President Biden announced his first slate of judicial nominees on Tuesday, naming picks for 11 appellate court, district court and superior court vacancies — including Judge Ketanji Brown Jackson for the powerful D.C. Circuit Court of Appeals.
Judge Jackson, who has served on the U.S. District Court for the District of Columbia since 2013, is seen as a potential U.S. Supreme Court nominee someday. Mr. Biden committed during the campaign to nominating a Black woman for the Supreme Court if he gets the opportunity to fill a vacancy.
She would fill the vacancy left by Attorney General Merrick Garland. Former President Obama nominated Mr. Garland to serve on the Supreme Court in March 2016, but the nomination was blocked by Senate Republicans, who said the winner of the 2016 presidential election should make the pick.

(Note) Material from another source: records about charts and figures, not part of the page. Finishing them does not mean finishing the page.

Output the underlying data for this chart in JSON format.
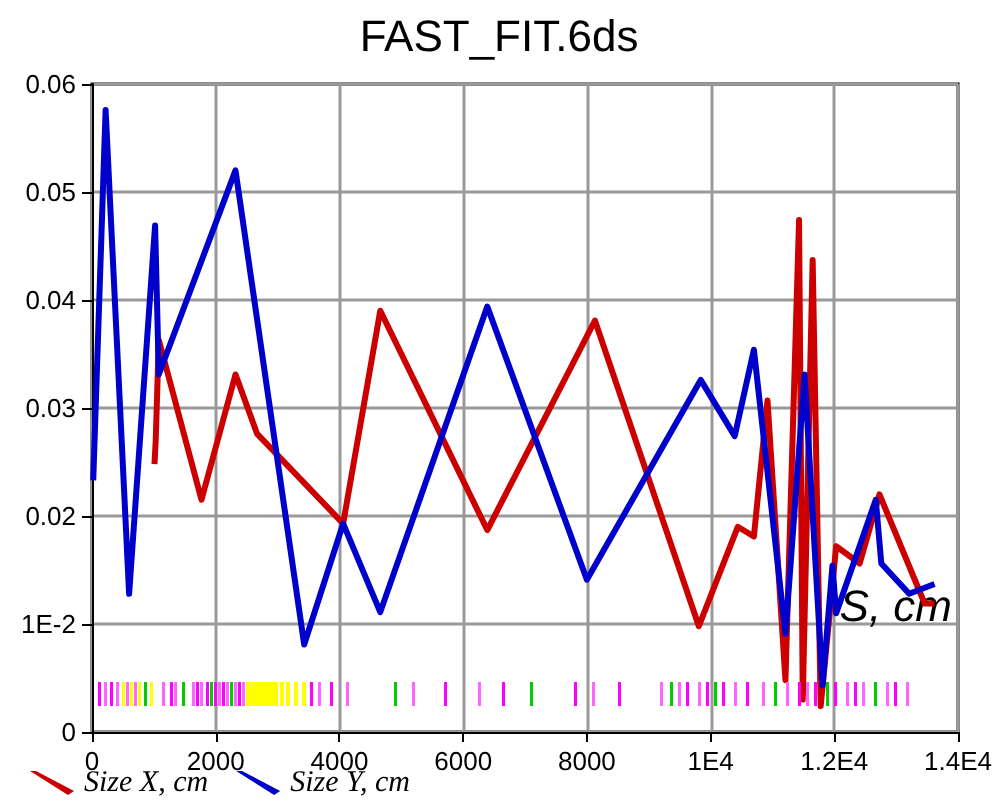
{
  "chart_data": {
    "type": "line",
    "title": "FAST_FIT.6ds",
    "xlabel": "S, cm",
    "xlim": [
      0,
      14000
    ],
    "xticks": [
      0,
      2000,
      4000,
      6000,
      8000,
      {
        "value": 10000,
        "label": "1E4"
      },
      {
        "value": 12000,
        "label": "1.2E4"
      },
      {
        "value": 14000,
        "label": "1.4E4"
      }
    ],
    "ylim": [
      0,
      0.06
    ],
    "yticks": [
      0,
      {
        "value": 0.01,
        "label": "1E-2"
      },
      0.02,
      0.03,
      0.04,
      0.05,
      0.06
    ],
    "grid": true,
    "legend": "bottom left",
    "line_style": "solid",
    "marker": "none",
    "series": [
      {
        "name": "Size X, cm",
        "color": "#cc0000",
        "x": [
          1010,
          1030,
          1080,
          1770,
          2320,
          2670,
          4060,
          4660,
          6390,
          8130,
          9810,
          10440,
          10700,
          10920,
          11210,
          11430,
          11490,
          11650,
          11780,
          12030,
          12410,
          12730,
          13460,
          13620
        ],
        "values": [
          0.0248,
          0.027,
          0.0363,
          0.0215,
          0.0331,
          0.0276,
          0.0193,
          0.039,
          0.0187,
          0.0381,
          0.0098,
          0.019,
          0.0181,
          0.0307,
          0.0048,
          0.0474,
          0.003,
          0.0437,
          0.0024,
          0.0172,
          0.0156,
          0.022,
          0.0119,
          0.0119
        ]
      },
      {
        "name": "Size Y, cm",
        "color": "#0000cc",
        "x": [
          20,
          220,
          600,
          1020,
          1080,
          2320,
          3430,
          4060,
          4660,
          6390,
          8000,
          9840,
          10390,
          10700,
          11210,
          11520,
          11810,
          11970,
          12030,
          12670,
          12760,
          13210,
          13620
        ],
        "values": [
          0.0233,
          0.0576,
          0.0128,
          0.0469,
          0.0331,
          0.052,
          0.0081,
          0.0193,
          0.0111,
          0.0394,
          0.0141,
          0.0326,
          0.0274,
          0.0354,
          0.0091,
          0.0331,
          0.0043,
          0.0154,
          0.011,
          0.0215,
          0.0156,
          0.0128,
          0.0137
        ]
      }
    ]
  }
}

The slate of nominees includes two other African American women for circuit court vacancies.
The other nominees are:
• Tiffany Cunningham, a partner at Perkins Coie in Chicago, for the U.S. Court of Appeals for the Federal Circuit.
• Candace Jackson-Akiwumi, a partner at Zuckerman Spaeder in D.C., for the U.S. Court of Appeals for the 7th Circuit.

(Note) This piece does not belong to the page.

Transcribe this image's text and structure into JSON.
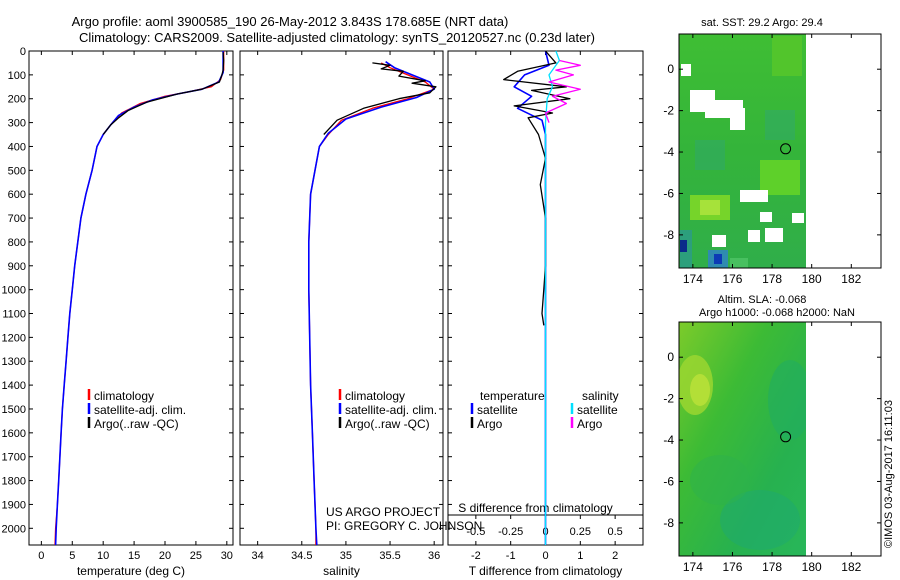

• Judge Deborah Boardman, a United States Magistrate Judge for the U.S. District Court for the District of Maryland, for the U.S. District Court for the District of Maryland.
• Judge Lydia Griggsby, a judge on the U.S. Court of Federal Claims, for the U.S. District Court for the District of Maryland.
• Julien Neals, county counsel and acting county administrator for Bergen County, New Jersey, for the U.S. District Court for the District of New Jersey.
• Judge Florence Y. Pan, associate judge on the Superior Court for the District of Columbia, for the U.S. District Court for the District of Columbia.
• Judge Zahid N. Quraishi, a United States Magistrate Judge for the U.S. District Court for the District of New Jersey, for the U.S. District Court for the District of New Jersey.
• Regina Rodriguez, a partner at Wilmer Cutler Pickering Hale and Dorr in Denver, for the U.S. District Court for the District of Colorado.
• Margaret Strickland, a partner at McGraw & Strickland in Las Cruces, New Mexico, for the U.S. District Court for the District of New Mexico.
• Judge Rupa Ranga Puttagunta, an administrative judge for the D.C. Rental Housing Commission, for the Superior Court of the District of Columbia.
“This trailblazing slate of nominees draws from the very best and brightest minds of the American legal profession,” Mr. Biden said in a statement. “Each is deeply qualified and prepared to deliver justice faithfully under our Constitution and impartially to the American people — and together they represent the broad diversity of background, experience, and perspective that makes our nation strong.”
If confirmed, Judge Quraishi would be the first-ever Muslim American federal judge, Judge Pan would be the first Asian American and Pacific Islander woman to serve on the D.C. District Court, and Judge Griggsby would be the first woman of color to serve as a federal judge for the District of Maryland.
Mr. Biden entered office with 68 judicial vacancies on the federal appellate and district courts — significantly fewer than former President Trump, who reshaped the federal courts with more than 200 successful nominees during his four years in office.
At this point in their first terms, Mr. Obama had announced one judicial pick and Mr. Trump had announced two, which included Supreme Court Justice Neil M. Gorsuch.
Civil rights and liberal advocacy groups swiftly hailed Mr. Biden’s picks.
“This list powerfully affirms that nominees who are racially diverse and whose professional background reflects a broad range of practice are available to serve on the federal bench,” said Sherrilyn Ifill, president and director-counsel of the NAACP Legal Defense and Educational Fund Inc.
The group Demand Justice praised the picks and hinted that another promotion could be in Judge Jackson’s future.
“She and the other public defenders and civil rights lawyers in this group are exactly the kind of judges we need to rebalance our courts,” said Brian Fallon, the group’s executive director.
Mr. Fallon said progressives need to keep up a pressure campaign on senators to make sure the nominees advance in the Senate, which is split 50-50 between the two parties.
Democrats hold effective control of the chamber thanks to the tie-breaking vote of Vice President Kamala Harris.